Bater na trave faz parte

A semana que passou foi agitada com a divulgação do resultado do concurso do INSS. De um lado, vários alunos felizes com a classificação, e não era para menos, com mais de um milhão de inscritos, conseguir ficar no cadastro de reserva desse concurso se tornou um verdadeiro desafio de superação.

Por outro lado, a maioria dos candidatos estavam tristes porque não conseguiram sequer figurar no cadastro de reserva para futuras nomeações. Enquanto os aprovados dentro das vagas possuem direito subjetivo a nomeação, os classificados no cadastro de reserva possuem a expectativa de direito e os que ficaram fora dos limites estabelecidos no edital nem expectativa possuem.

O interessante nesse concurso é que a nota de corte foi muito alta devido a diversos fatores como a quantidade de inscritos, quantidade de vagas, os cinco meses entre o edital e a prova e o próprio nível da prova.

Em Cascavel-PR, por exemplo, de 120 questões, a nota de corte para classificar o candidato no cadastro de reserva foi 94, ou seja, o nível dos aprovados foi excepcional. Por esta razão, tivemos uma legião de candidatos que foram muito bem na prova, mas que acabaram batendo na trave.

Quando dizemos que alguém bateu na trave significa que quase chegou lá. Faltou muito pouco para marcar o ponto. Imagine um candidato que tenha feito 93 pontos na regional de Cascavel.

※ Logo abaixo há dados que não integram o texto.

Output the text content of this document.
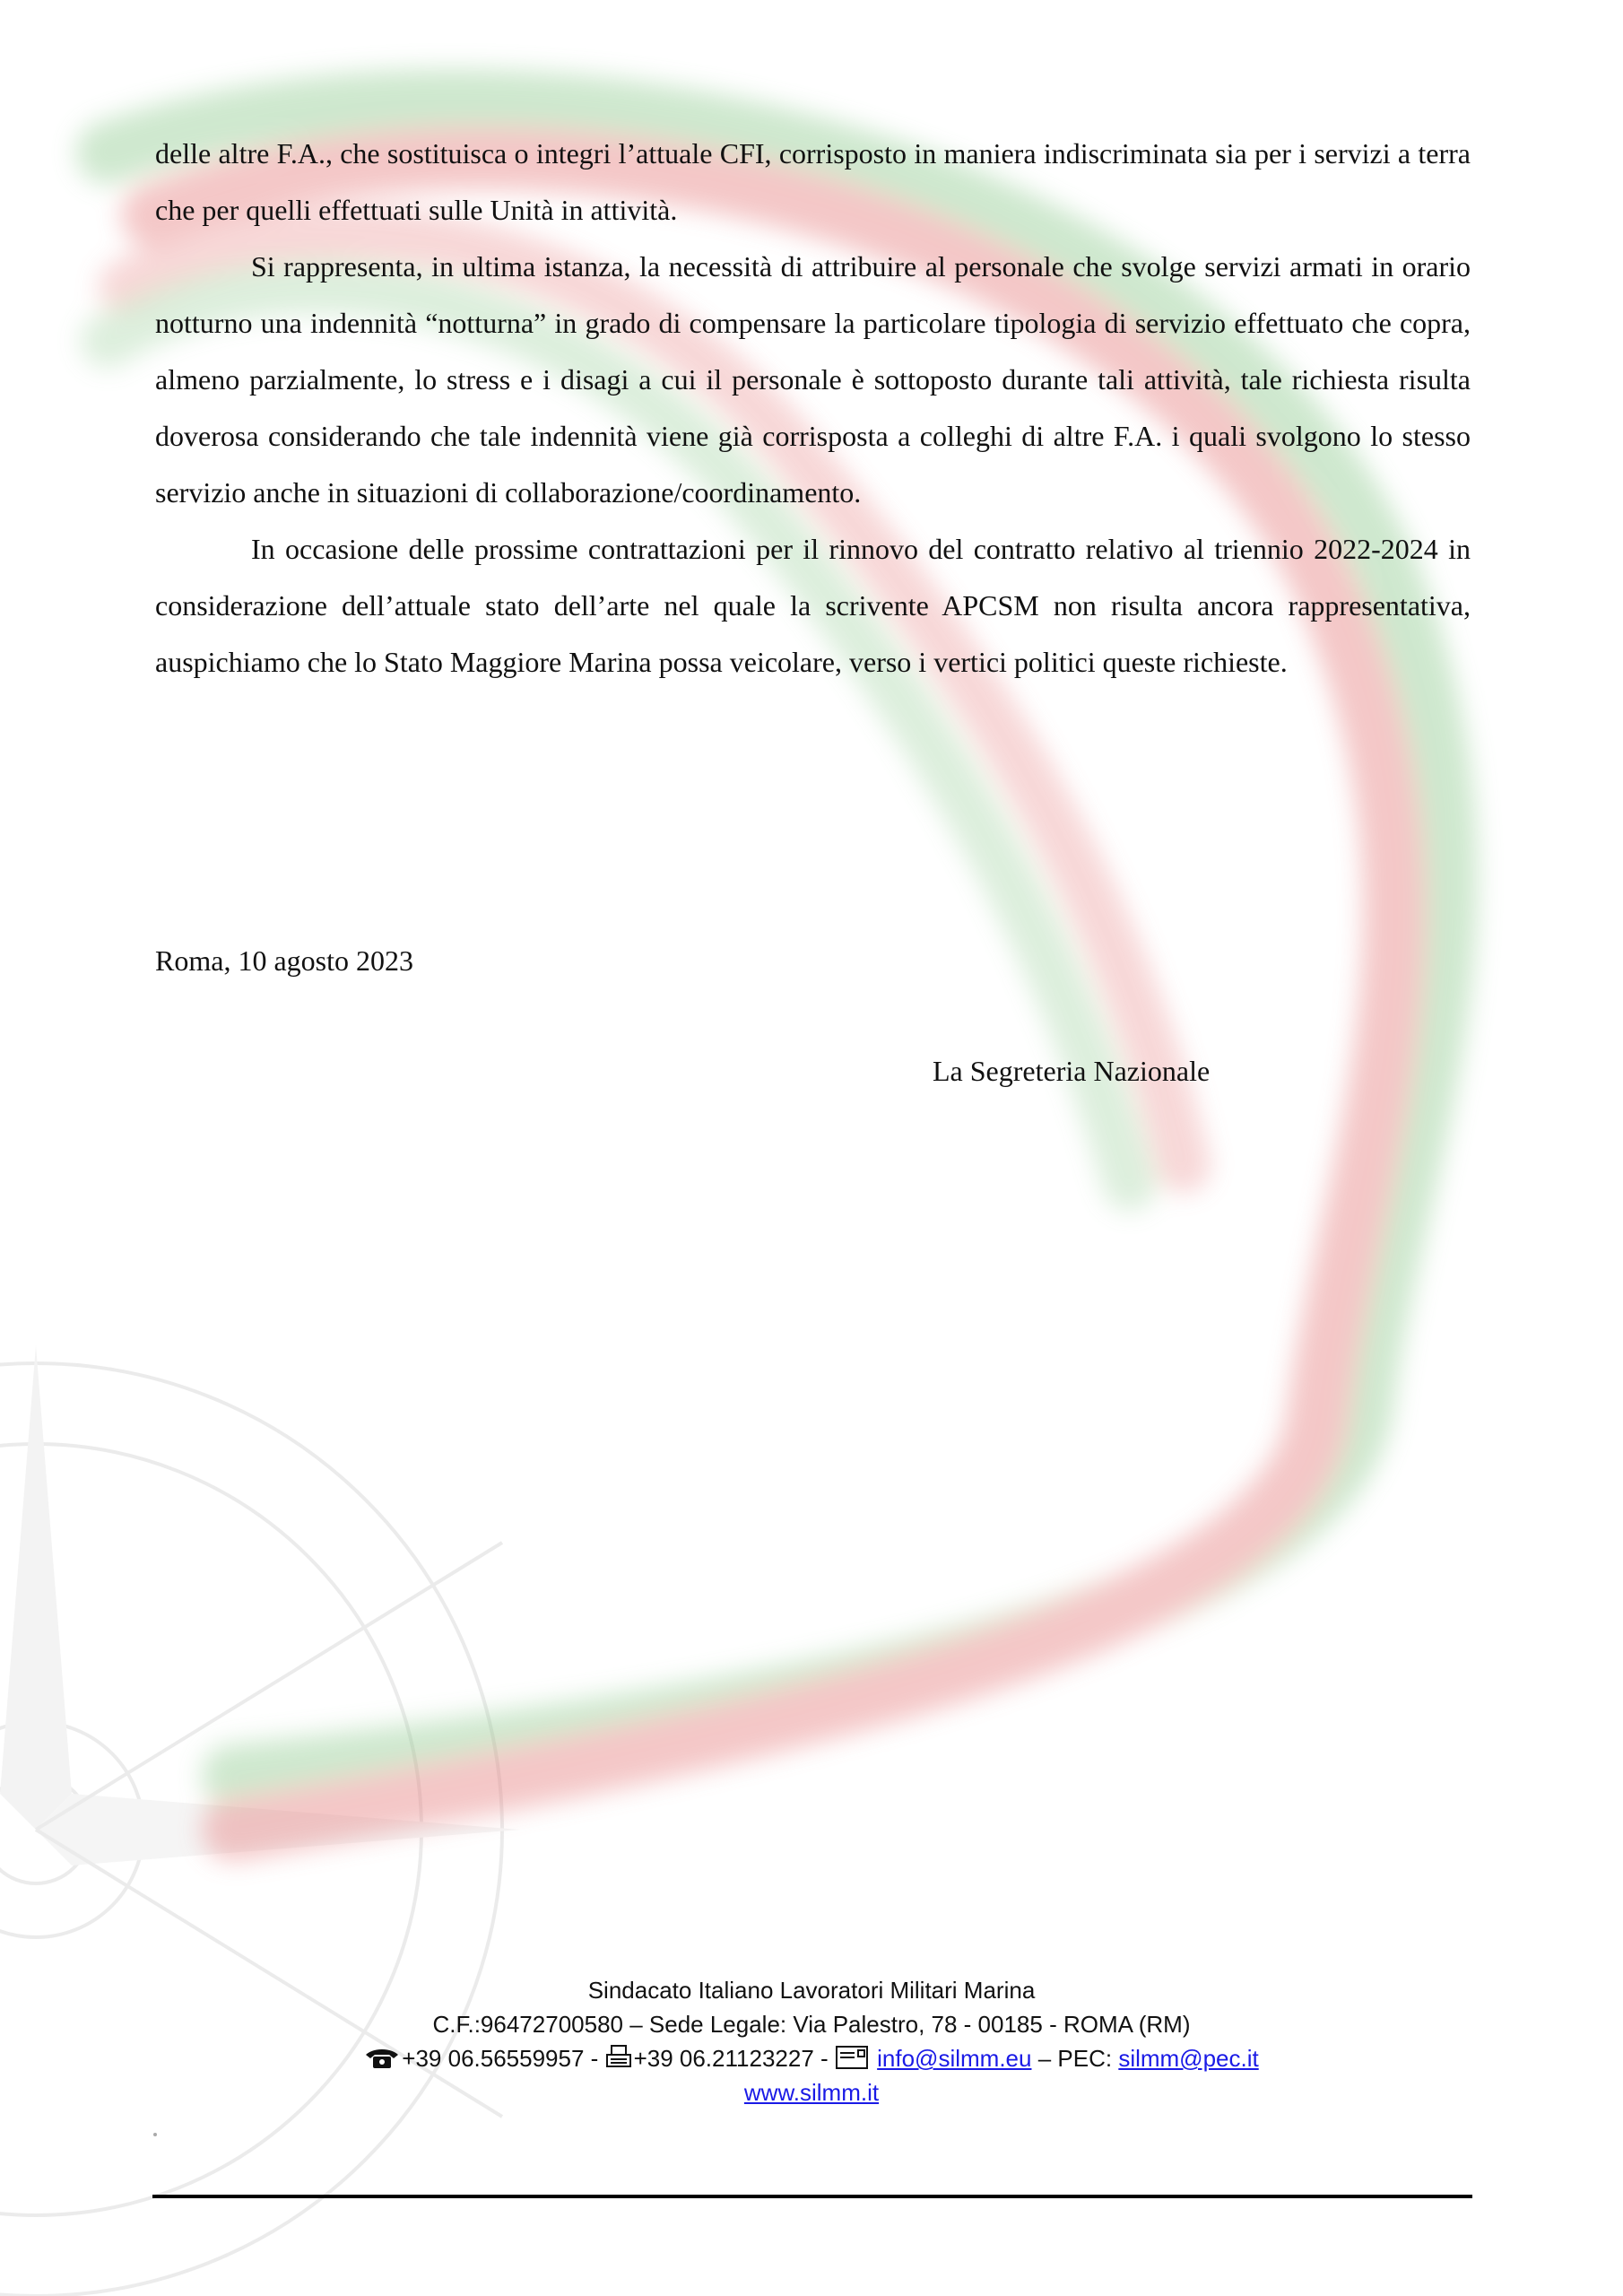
delle altre F.A., che sostituisca o integri l’attuale CFI, corrisposto in maniera indiscriminata sia per i servizi a terra che per quelli effettuati sulle Unità in attività.

Si rappresenta, in ultima istanza, la necessità di attribuire al personale che svolge servizi armati in orario notturno una indennità “notturna” in grado di compensare la particolare tipologia di servizio effettuato che copra, almeno parzialmente, lo stress e i disagi a cui il personale è sottoposto durante tali attività, tale richiesta risulta doverosa considerando che tale indennità viene già corrisposta a colleghi di altre F.A. i quali svolgono lo stesso servizio anche in situazioni di collaborazione/coordinamento.

In occasione delle prossime contrattazioni per il rinnovo del contratto relativo al triennio 2022-2024 in considerazione dell’attuale stato dell’arte nel quale la scrivente APCSM non risulta ancora rappresentativa, auspichiamo che lo Stato Maggiore Marina possa veicolare, verso i vertici politici queste richieste.

Roma, 10 agosto 2023
La Segreteria Nazionale
Sindacato Italiano Lavoratori Militari Marina
C.F.:96472700580 – Sede Legale: Via Palestro, 78 - 00185 - ROMA (RM)
+39 06.56559957 - +39 06.21123227 - info@silmm.eu – PEC: silmm@pec.it
www.silmm.it
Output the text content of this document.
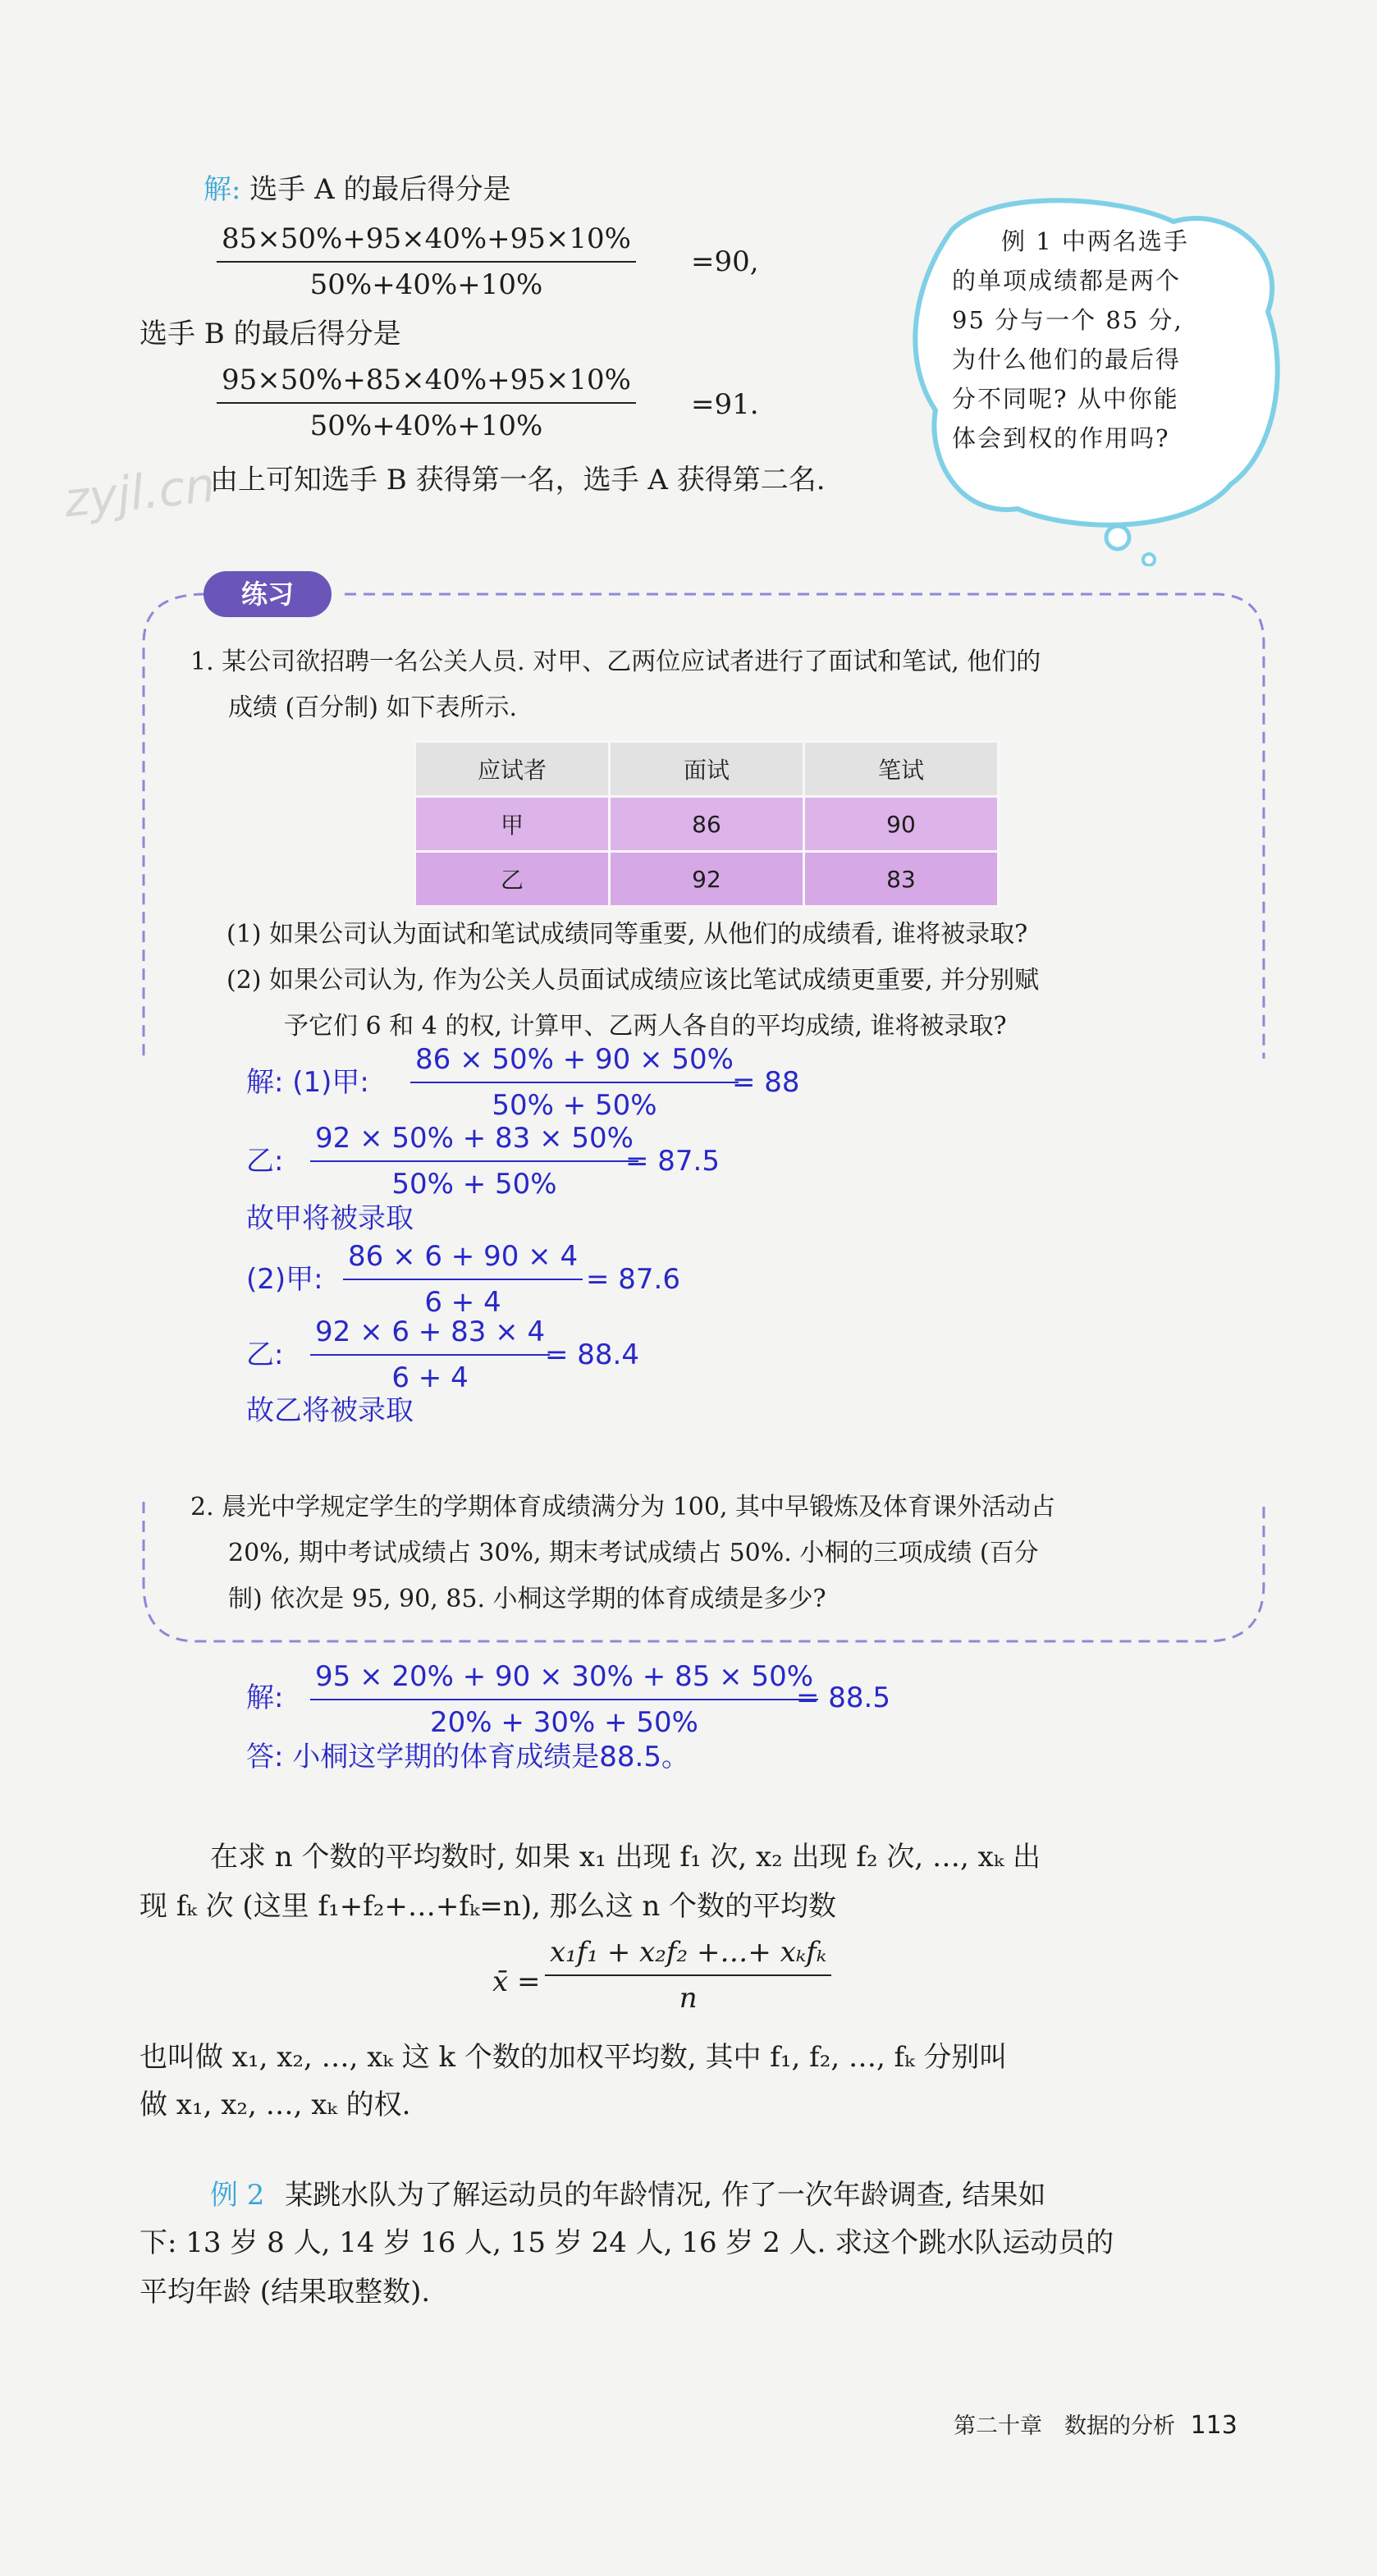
解: 选手 A 的最后得分是
$\frac{85\times 50\%+95\times 40\%+95\times 10\%}{50\%+40\%+10\%} =90$,
选手 B 的最后得分是
$\frac{95\times 50\%+85\times 40\%+95\times 10\%}{50\%+40\%+10\%} =91$.
由上可知选手 B 获得第一名，选手 A 获得第二名.
zyjl.cn
例 1 中两名选手
的单项成绩都是两个
95 分与一个 85 分,
为什么他们的最后得
分不同呢? 从中你能
体会到权的作用吗?
练习
1. 某公司欲招聘一名公关人员. 对甲、乙两位应试者进行了面试和笔试, 他们的
成绩 (百分制) 如下表所示.
应试者	面试	笔试
甲	86	90
乙	92	83
(1) 如果公司认为面试和笔试成绩同等重要, 从他们的成绩看, 谁将被录取?
(2) 如果公司认为, 作为公关人员面试成绩应该比笔试成绩更重要, 并分别赋
予它们 6 和 4 的权, 计算甲、乙两人各自的平均成绩, 谁将被录取?
解: (1)甲: $\frac{86 \times 50\% + 90 \times 50\%}{50\% + 50\%}$
= 88
乙: $\frac{92 \times 50\% + 83 \times 50\%}{50\% + 50\%}$
= 87.5
故甲将被录取
(2)甲: $\frac{86 \times 6 + 90 \times 4}{6 + 4} = 87.6$
乙: $\frac{92 \times 6 + 83 \times 4}{6 + 4}$
= 88.4
故乙将被录取
2. 晨光中学规定学生的学期体育成绩满分为 100, 其中早锻炼及体育课外活动占
20%, 期中考试成绩占 30%, 期末考试成绩占 50%. 小桐的三项成绩 (百分
制) 依次是 95, 90, 85. 小桐这学期的体育成绩是多少?
解: $\frac{95 \times 20\% + 90 \times 30\% + 85 \times 50\%}{20\% + 30\% + 50\%}$
= 88.5
答: 小桐这学期的体育成绩是88.5。
在求 n 个数的平均数时, 如果 x₁ 出现 f₁ 次, x₂ 出现 f₂ 次, …, xₖ 出
现 fₖ 次 (这里 f₁+f₂+…+fₖ=n), 那么这 n 个数的平均数
x̄ =
x₁f₁ + x₂f₂ +…+ xₖfₖ
n
也叫做 x₁, x₂, …, xₖ 这 k 个数的加权平均数, 其中 f₁, f₂, …, fₖ 分别叫
做 x₁, x₂, …, xₖ 的权.
例 2 某跳水队为了解运动员的年龄情况, 作了一次年龄调查, 结果如
下: 13 岁 8 人, 14 岁 16 人, 15 岁 24 人, 16 岁 2 人. 求这个跳水队运动员的
平均年龄 (结果取整数).
第二十章　数据的分析 113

Não tem como negar que o desempenho dele tenha sido excelente contudo insuficiente para a aprovação. Ficar fora por um ponto é o que considero bater na trave e nem sempre isso é ruim.

É preciso um novo olhar para o “bater na trave”. Quando você faz uma pontuação alta mas não consegue a aprovação, existe uma informação estratégica que está sendo veiculada através daquela prova: você está no caminho certo.

É isso que significa bater na trave. É um sinal de que falta pouco para você chegar, que se estudar mais um tantinho você passará.

Nessa semana enquanto conversava com os alunos sobre o resultado do INSS um deles que havia chegado perto da classificação me disse que não aguentava mais bater na trave. Eu olhei para ele e repeti que bater na trave não era tão ruim assim. Era um sinal de que ele estava quase lá, de que se fizesse alguns ajustes na forma de estudar ele aumentaria o resultado e seria aprovado. Disse que a partir daquele momento a aprovação dele só dependia de três fatores: ajustes, paciência e perseverança.

Os ajustes servem para corrigir pequenos detalhes que o tem impedido de fazer a pontuação necessária para aprovação. Na maioria das vezes quando converso com alunos que possuem esse perfil, pequenas correções na forma de resolver as questões, ou mesmo de ler o material, já resolvem o problema. Mas uma coisa é fato, se você bateu na trave, alguma coisa está faltando para chegar lá.

A paciência é uma das virtudes mais importantes dos concurseiros. Ter paciência é saber esperar o encontro com a prova que mudará sua vida. Ter paciência é ser capaz de ir aprendendo paulatinamente sem desespero. É ser capaz de esperar o conhecimento se consolidar através do tempo. Isso é fundamental para a preparação.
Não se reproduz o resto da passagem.